When I feel like hope hurts, mindfulness meditiation is not the meditation tool I use. I find it can almost be more hurtful and might have me verge on a panic attack. Instead I try to use mantra meditation with some nonsense word so that my hyper-vigilant, overly-stressed and catastrophizing mind will have something to do, while I can get my bearings and remember who I am among all those thoughts, feelings, and experiences.
Stimulate My Mirror Neurons
Ugh this is weird, but I’m going to share it. When I feel particularly disconnected from hope and joy, I watch videos where people are joyous, feel hopeful, or talk about that. In addition to allowing myself to cry as a release while watching these videos, I believe what’s happening is that mirror neurons help me re-regulate my emotions.
What are mirror neurons? Briefly, they are a brain cell that reacts both when an action is performed AND when it is observed. They have a large role to play in empathy in addition to being impacted by trauma. I also think they are important to trauma recovery. I feel that in addition to showing me how hope is possible by showing me other people experiencing it, that watching these sorts of hopeful, positive videos also helps me to feel vicarious hope.
Puppy videos also count.
Recognize when Media Re-Traumatizes Me and Disengage if Possible
The world is a rough place to be right now, and just like some things you watch, read, and engage with can heal, others can re-traumatize. When hope hurts and I feel like I might have to resign myself to a life of hopelessness, I try to disengage with the avoidable negative and most often this means the news.

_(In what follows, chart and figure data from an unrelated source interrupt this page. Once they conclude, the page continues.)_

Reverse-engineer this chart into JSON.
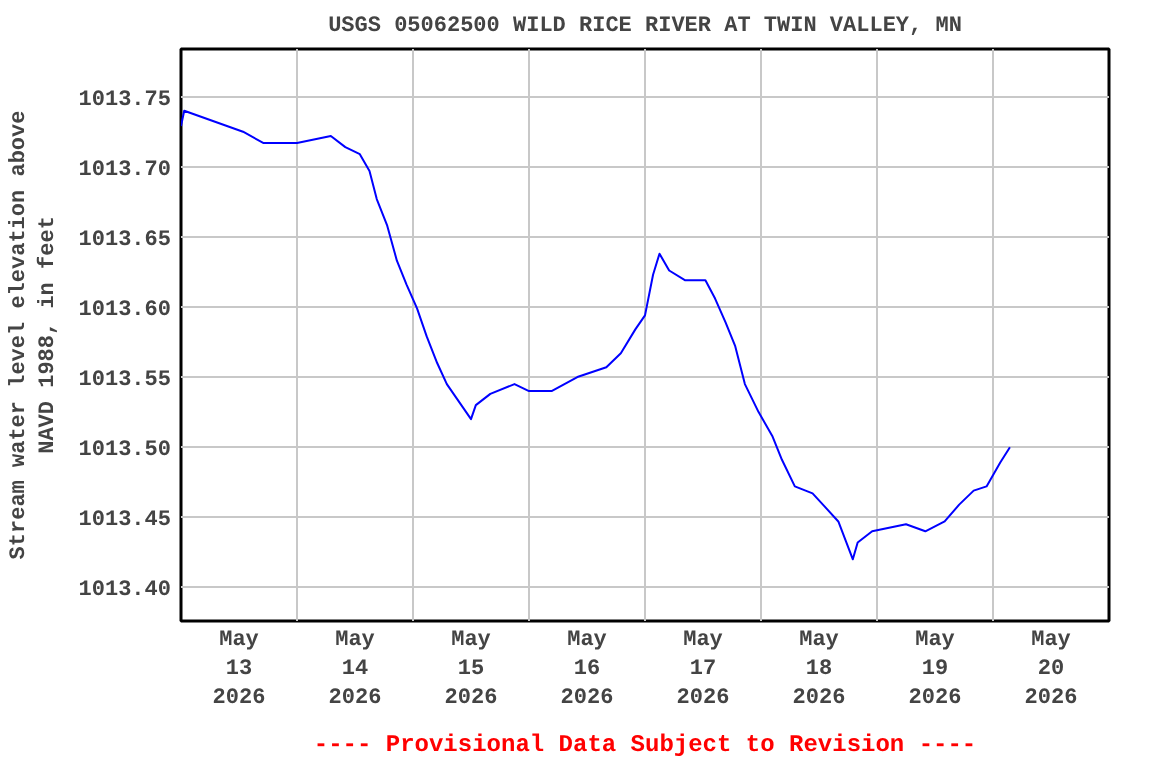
{
  "chart_data": {
    "type": "line",
    "title": "USGS 05062500 WILD RICE RIVER AT TWIN VALLEY, MN",
    "ylabel": "Stream water level elevation above NAVD 1988, in feet",
    "annotations": [
      "---- Provisional Data Subject to Revision ----"
    ],
    "x": [
      "2026-05-13T00:00",
      "2026-05-13T00:40",
      "2026-05-13T12:50",
      "2026-05-13T17:00",
      "2026-05-14T00:00",
      "2026-05-14T07:00",
      "2026-05-14T10:00",
      "2026-05-14T13:00",
      "2026-05-14T15:00",
      "2026-05-14T16:30",
      "2026-05-14T18:40",
      "2026-05-14T20:40",
      "2026-05-14T22:40",
      "2026-05-15T00:50",
      "2026-05-15T02:50",
      "2026-05-15T05:00",
      "2026-05-15T07:00",
      "2026-05-15T09:00",
      "2026-05-15T12:00",
      "2026-05-15T13:00",
      "2026-05-15T16:00",
      "2026-05-15T21:00",
      "2026-05-16T00:00",
      "2026-05-16T04:40",
      "2026-05-16T10:00",
      "2026-05-16T16:00",
      "2026-05-16T19:00",
      "2026-05-16T22:00",
      "2026-05-17T00:00",
      "2026-05-17T01:40",
      "2026-05-17T03:00",
      "2026-05-17T05:00",
      "2026-05-17T08:20",
      "2026-05-17T12:30",
      "2026-05-17T14:30",
      "2026-05-17T16:40",
      "2026-05-17T18:40",
      "2026-05-17T20:40",
      "2026-05-17T23:30",
      "2026-05-18T02:20",
      "2026-05-18T04:20",
      "2026-05-18T07:00",
      "2026-05-18T10:40",
      "2026-05-18T13:20",
      "2026-05-18T16:00",
      "2026-05-18T19:00",
      "2026-05-18T20:00",
      "2026-05-18T23:00",
      "2026-05-19T06:00",
      "2026-05-19T10:00",
      "2026-05-19T14:00",
      "2026-05-19T17:00",
      "2026-05-19T20:00",
      "2026-05-19T22:40",
      "2026-05-20T01:30",
      "2026-05-20T03:30"
    ],
    "series": [
      {
        "color": "#0000ff",
        "values": [
          1013.729,
          1013.74,
          1013.725,
          1013.717,
          1013.717,
          1013.722,
          1013.714,
          1013.709,
          1013.697,
          1013.677,
          1013.658,
          1013.633,
          1013.616,
          1013.599,
          1013.579,
          1013.56,
          1013.545,
          1013.535,
          1013.52,
          1013.53,
          1013.538,
          1013.545,
          1013.54,
          1013.54,
          1013.55,
          1013.557,
          1013.567,
          1013.584,
          1013.594,
          1013.623,
          1013.638,
          1013.626,
          1013.619,
          1013.619,
          1013.606,
          1013.589,
          1013.572,
          1013.545,
          1013.525,
          1013.508,
          1013.491,
          1013.472,
          1013.467,
          1013.457,
          1013.447,
          1013.42,
          1013.432,
          1013.44,
          1013.445,
          1013.44,
          1013.447,
          1013.459,
          1013.469,
          1013.472,
          1013.489,
          1013.5
        ]
      }
    ],
    "xlim": [
      "2026-05-13T00:00",
      "2026-05-21T00:00"
    ],
    "xticks": [
      {
        "value": "2026-05-13T12:00",
        "label": "May 13 2026"
      },
      {
        "value": "2026-05-14T00:00",
        "label": null
      },
      {
        "value": "2026-05-14T12:00",
        "label": "May 14 2026"
      },
      {
        "value": "2026-05-15T00:00",
        "label": null
      },
      {
        "value": "2026-05-15T12:00",
        "label": "May 15 2026"
      },
      {
        "value": "2026-05-16T00:00",
        "label": null
      },
      {
        "value": "2026-05-16T12:00",
        "label": "May 16 2026"
      },
      {
        "value": "2026-05-17T00:00",
        "label": null
      },
      {
        "value": "2026-05-17T12:00",
        "label": "May 17 2026"
      },
      {
        "value": "2026-05-18T00:00",
        "label": null
      },
      {
        "value": "2026-05-18T12:00",
        "label": "May 18 2026"
      },
      {
        "value": "2026-05-19T00:00",
        "label": null
      },
      {
        "value": "2026-05-19T12:00",
        "label": "May 19 2026"
      },
      {
        "value": "2026-05-20T00:00",
        "label": null
      },
      {
        "value": "2026-05-20T12:00",
        "label": "May 20 2026"
      }
    ],
    "ylim": [
      1013.376,
      1013.784
    ],
    "yticks": [
      {
        "value": 1013.4,
        "label": "1013.40"
      },
      {
        "value": 1013.45,
        "label": "1013.45"
      },
      {
        "value": 1013.5,
        "label": "1013.50"
      },
      {
        "value": 1013.55,
        "label": "1013.55"
      },
      {
        "value": 1013.6,
        "label": "1013.60"
      },
      {
        "value": 1013.65,
        "label": "1013.65"
      },
      {
        "value": 1013.7,
        "label": "1013.70"
      },
      {
        "value": 1013.75,
        "label": "1013.75"
      }
    ],
    "grid": true,
    "line_style": "solid"
  }
}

Unfortunately we find ourselves in a time where bad news and hatred get more clicks than good news and lifting people up. If I don’t want to live my life that way, it’s important that I not give things like that space enough to allow me to fester in the futility of it all. There’s money to be made in emotional manipulation, and so much of the media that we consume is aimed for the easier-to-hit emotions.
Think and Write about Things I Love
This is my own twist on the gratitude exercises — I write about the things I love. Even when things are bleak and I’m feeling hopeless there are still topics I love to engage with and write about. There’s almost always someone making something I’m excited to share, or maybe I’ve seen a piece of media I really adore and I want to explore it (exploring the same story again and again is yet another personality quirk of the traumatized and anxious).
It’s like allowing myself to feel passion and engage with things I love lets me reach into a past where I felt hope and feel it again. I write about a variety of topics, and it’s rare that I regret something I’ve written. Allowing myself the passion to research cannabis terpenes, write about tarot cards, or write in-depth comparisons of movies ultimately helps me.
I feel stronger when I lift up something I love.
In addition to being stories I can engage with, shows like King of the Hill and Twin Peaks (in addition to things like tarot decks) help me by also being things that I love.
It’s probably the way that Hank Hill feels about propane.